There is no place safe from contamination of microplastics, this is what scientists reveal when small plastic fibers were found near the summit of Mount Everest, the highest point on Earth, where plastic particles were discovered at an altitude of more than 8,000 meters (26,000 feet) above the highest mountain In the world it is called the “death zone”, where oxygen is not sufficient to sustain a person’s life.
According to the British newspaper “Daily Mail”, scientists have obtained evidence of particles in the mountain and in the valley below, and they believe it comes from outer clothing made of polyester, acrylic and nylon.
But microplastics may have floated to the summit of Mount Everest on air currents. Microplastics are tiny particles less than five millimeters (0.2 in) long, and the health effect of these particles remains an alarming mystery.

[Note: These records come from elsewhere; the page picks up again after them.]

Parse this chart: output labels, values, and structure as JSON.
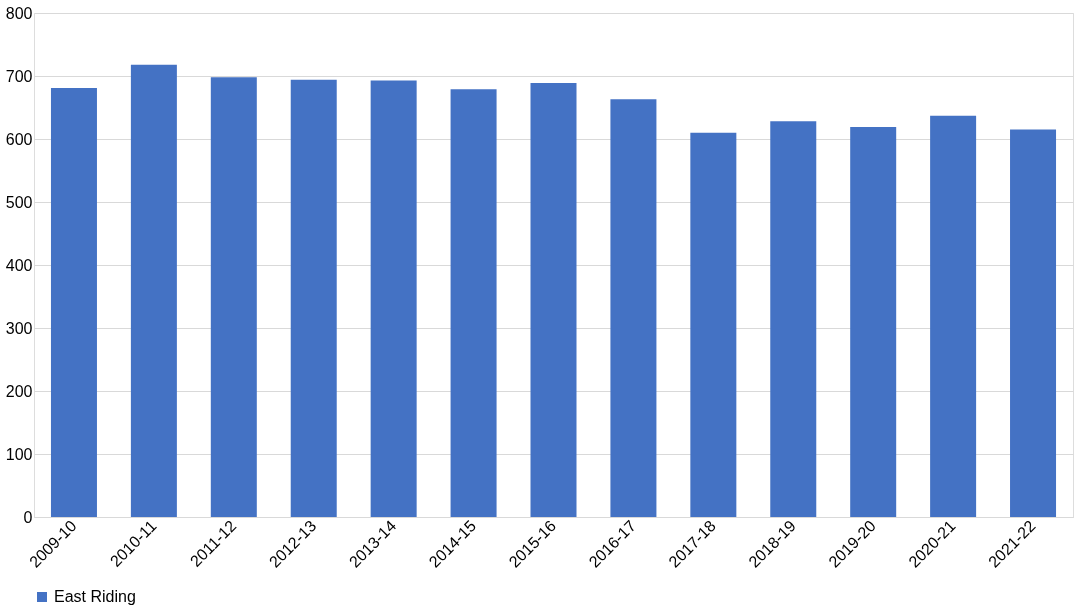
{
  "chart_data": {
    "type": "bar",
    "categories": [
      "2009-10",
      "2010-11",
      "2011-12",
      "2012-13",
      "2013-14",
      "2014-15",
      "2015-16",
      "2016-17",
      "2017-18",
      "2018-19",
      "2019-20",
      "2020-21",
      "2021-22"
    ],
    "series": [
      {
        "name": "East Riding",
        "color": "#4472c4",
        "values": [
          681,
          718,
          698,
          694,
          693,
          679,
          689,
          663,
          610,
          628,
          619,
          637,
          615
        ]
      }
    ],
    "ylim": [
      0,
      800
    ],
    "yticks": [
      0,
      100,
      200,
      300,
      400,
      500,
      600,
      700,
      800
    ],
    "grid": "y",
    "legend": "bottom"
  }
}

University of Plymouth researchers took 19 high-altitude samples from Mount Everest and surrounding areas, and at the summit of Mount Everest, at 8,440 meters above sea level, scientists found 12 micro-plastic fibers per liter of snow.
Professor Richard Thompson OBE FRS, Head of the International Marine Litter Research Unit, said: “Since the 1950s, plastics have been increasingly used in all types of products due to their operations, creating the global environmental crisis we are witnessing today.”
There is now global recognition of the need to take action, as Nepal itself is imposing regulations on climbing tours in an effort to curb the environmental problems caused by waste.
While this study, published in the journal One Earth, is the first time that microplastics have been found near the summit of Everest, microplastics have previously been found in Antarctica, the Arctic, the Atlantic Ocean and the Alps.
Previous research by the University of Exeter and the University of Queensland found that microplastics are ubiquitous in the world’s oceans, and plastic was found in sardines to be the most affected, and the largest amount of plastic was eaten, up to 30 mg per serving, which is the same weight as a grain of rice.